According to French prosecutor Francois Molins, Abdeslam told investigators that he planned to commit a suicide bombing near the Stade de France, where three other terrorists blew themselves up, killing one person.

European warrant

This admission has not yet been confirmed by police, but his testimony could be crucial to understand how jihadist networks function in Europe.

Abdeslam "is worth millions", his lawyer Sven Mary told Belgian public broadcaster RTBF.

“He collaborates, he communicates, he doesn't keep his right to silence,” he said.

Abdeslam, a French national who grew in Belgium, "participated in the arrival of a number of terrorists in Europe", prosecutor Molins told a press conference on Saturday.

According to Molins, the alleged terrorist rented cars last year to go to Italy, Greece, Hungary, Austria, Germany, Netherlands and France.

He is suspected to have travelled in these countries to recruit terrorists.

He was checked in September at the Hungary-Austria border with two men who are thought to have participated in the organisation of the Paris attacks. One of them is thought to be Mohamed Belkaid, killed last week in Forest.
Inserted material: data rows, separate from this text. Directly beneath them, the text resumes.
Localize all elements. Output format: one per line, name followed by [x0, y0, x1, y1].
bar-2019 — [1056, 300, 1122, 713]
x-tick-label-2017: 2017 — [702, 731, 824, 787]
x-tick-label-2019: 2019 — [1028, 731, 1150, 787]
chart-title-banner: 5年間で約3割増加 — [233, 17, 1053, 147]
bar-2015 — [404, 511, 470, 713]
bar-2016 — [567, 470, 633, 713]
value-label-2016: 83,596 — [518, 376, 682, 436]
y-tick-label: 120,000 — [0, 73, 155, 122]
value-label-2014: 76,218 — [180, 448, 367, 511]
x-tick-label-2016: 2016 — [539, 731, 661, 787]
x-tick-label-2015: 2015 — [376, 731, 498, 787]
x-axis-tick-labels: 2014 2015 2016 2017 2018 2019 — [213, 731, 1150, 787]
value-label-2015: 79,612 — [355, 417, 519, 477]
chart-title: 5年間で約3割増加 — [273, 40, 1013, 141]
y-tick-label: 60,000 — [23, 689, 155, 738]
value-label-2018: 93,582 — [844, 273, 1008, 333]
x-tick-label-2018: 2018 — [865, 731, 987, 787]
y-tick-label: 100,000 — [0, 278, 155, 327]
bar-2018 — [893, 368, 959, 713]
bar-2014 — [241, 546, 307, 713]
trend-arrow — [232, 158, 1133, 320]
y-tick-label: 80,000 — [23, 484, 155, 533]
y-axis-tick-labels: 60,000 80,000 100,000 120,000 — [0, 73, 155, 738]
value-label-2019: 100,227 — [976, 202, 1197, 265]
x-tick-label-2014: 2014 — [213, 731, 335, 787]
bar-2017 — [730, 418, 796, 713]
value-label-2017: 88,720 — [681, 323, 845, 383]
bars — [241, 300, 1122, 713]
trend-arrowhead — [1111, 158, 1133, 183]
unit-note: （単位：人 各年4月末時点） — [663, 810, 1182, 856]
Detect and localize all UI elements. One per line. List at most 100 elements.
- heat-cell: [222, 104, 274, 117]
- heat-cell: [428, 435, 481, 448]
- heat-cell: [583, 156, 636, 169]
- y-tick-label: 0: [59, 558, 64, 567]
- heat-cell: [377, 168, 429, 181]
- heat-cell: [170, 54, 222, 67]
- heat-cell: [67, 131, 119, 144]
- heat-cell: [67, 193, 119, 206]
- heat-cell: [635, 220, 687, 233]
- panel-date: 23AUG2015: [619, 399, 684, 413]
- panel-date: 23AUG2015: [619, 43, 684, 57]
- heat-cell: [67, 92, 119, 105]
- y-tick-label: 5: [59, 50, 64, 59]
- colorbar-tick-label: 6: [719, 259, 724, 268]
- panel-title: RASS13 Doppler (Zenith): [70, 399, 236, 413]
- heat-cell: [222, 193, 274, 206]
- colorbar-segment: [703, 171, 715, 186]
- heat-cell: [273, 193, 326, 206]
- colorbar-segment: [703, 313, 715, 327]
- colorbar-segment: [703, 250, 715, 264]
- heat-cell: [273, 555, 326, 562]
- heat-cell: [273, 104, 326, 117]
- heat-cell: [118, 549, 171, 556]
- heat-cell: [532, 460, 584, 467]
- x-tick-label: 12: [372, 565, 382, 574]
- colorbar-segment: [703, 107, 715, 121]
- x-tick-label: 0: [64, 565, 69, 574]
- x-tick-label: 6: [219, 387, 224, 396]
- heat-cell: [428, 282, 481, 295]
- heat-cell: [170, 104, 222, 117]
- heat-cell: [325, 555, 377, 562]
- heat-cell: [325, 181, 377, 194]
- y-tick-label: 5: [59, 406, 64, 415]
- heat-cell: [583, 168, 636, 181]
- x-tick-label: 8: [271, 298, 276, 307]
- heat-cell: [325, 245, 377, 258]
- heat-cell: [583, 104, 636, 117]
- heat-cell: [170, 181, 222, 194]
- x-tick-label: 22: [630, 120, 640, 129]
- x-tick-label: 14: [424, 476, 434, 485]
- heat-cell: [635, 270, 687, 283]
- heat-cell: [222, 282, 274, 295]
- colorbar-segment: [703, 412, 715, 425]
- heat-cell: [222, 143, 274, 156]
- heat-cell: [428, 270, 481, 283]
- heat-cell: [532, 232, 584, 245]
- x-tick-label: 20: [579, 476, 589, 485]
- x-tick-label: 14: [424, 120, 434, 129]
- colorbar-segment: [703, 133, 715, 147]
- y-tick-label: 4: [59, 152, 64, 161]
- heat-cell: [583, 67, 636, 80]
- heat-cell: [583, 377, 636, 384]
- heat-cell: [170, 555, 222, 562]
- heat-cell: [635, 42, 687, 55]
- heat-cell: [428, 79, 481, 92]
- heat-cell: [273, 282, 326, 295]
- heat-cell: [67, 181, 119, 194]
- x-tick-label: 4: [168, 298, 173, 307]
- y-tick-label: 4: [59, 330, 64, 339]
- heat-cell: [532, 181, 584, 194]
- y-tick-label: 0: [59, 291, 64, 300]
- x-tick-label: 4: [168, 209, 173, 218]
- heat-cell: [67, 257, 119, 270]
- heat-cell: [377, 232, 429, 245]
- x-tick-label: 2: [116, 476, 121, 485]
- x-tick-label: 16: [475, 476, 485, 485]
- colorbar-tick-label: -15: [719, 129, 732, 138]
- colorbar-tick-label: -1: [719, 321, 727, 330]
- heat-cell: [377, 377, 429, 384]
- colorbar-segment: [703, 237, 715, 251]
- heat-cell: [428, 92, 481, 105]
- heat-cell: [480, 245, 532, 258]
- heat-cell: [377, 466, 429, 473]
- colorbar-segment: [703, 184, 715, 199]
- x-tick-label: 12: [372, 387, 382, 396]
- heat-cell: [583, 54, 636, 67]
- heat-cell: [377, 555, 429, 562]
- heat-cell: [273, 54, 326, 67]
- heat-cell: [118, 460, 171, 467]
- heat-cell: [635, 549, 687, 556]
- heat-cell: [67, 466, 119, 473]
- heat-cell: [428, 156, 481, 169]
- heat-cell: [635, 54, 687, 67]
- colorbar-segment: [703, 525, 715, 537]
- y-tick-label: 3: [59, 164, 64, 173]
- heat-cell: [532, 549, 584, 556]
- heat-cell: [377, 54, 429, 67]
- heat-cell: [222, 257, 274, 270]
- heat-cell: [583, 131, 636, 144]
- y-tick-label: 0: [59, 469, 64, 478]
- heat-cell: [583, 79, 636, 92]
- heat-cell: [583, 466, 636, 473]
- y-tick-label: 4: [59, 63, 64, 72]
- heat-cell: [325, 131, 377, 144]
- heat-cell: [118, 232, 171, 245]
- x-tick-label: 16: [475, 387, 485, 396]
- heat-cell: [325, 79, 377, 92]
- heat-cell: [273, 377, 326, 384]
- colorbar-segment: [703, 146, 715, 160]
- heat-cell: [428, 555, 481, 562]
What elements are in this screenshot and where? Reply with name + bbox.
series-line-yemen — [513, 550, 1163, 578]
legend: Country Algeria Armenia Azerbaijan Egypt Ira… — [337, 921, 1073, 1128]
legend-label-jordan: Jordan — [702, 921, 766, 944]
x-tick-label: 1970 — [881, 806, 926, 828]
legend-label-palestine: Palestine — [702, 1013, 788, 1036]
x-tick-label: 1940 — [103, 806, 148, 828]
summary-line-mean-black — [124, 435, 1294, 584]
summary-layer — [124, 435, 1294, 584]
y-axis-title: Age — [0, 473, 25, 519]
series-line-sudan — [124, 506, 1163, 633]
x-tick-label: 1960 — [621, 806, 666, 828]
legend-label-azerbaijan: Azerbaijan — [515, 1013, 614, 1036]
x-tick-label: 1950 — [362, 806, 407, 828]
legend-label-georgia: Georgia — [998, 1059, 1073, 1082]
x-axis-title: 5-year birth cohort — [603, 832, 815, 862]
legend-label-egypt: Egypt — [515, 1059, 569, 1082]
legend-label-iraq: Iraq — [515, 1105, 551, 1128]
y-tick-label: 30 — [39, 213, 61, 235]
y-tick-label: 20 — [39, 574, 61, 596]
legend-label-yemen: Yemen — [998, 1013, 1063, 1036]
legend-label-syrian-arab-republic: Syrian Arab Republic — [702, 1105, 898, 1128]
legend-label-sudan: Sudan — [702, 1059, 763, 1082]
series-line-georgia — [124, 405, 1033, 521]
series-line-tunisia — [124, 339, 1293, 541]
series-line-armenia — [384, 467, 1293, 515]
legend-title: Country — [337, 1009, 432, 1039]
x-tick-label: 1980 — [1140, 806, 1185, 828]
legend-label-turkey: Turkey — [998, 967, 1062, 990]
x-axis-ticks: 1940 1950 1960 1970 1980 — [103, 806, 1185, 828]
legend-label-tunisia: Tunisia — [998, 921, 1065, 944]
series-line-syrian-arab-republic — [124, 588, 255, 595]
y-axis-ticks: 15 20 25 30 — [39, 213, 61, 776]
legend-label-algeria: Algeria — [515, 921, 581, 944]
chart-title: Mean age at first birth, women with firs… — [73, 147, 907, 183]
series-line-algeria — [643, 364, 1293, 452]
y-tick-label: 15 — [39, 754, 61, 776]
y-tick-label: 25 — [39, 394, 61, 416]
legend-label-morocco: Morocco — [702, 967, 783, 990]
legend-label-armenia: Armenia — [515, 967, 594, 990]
The manhunt that led to Abdeslam's arrest in Molenbeek in Brussels was operated by Belgian police together with French police.

France has asked for Abdeslam to be handed over by Belgium. This will be done under the European arrest warrant, a fast-track extradition procedure between EU member states.

Abdeslam's lawyer said he would oppose extradition, but he is unlikely to be successful under the EU warrant system. Belgian judges will examine France's request and the suspect's appeals, but he should be sent to France within a maximum of 90 days.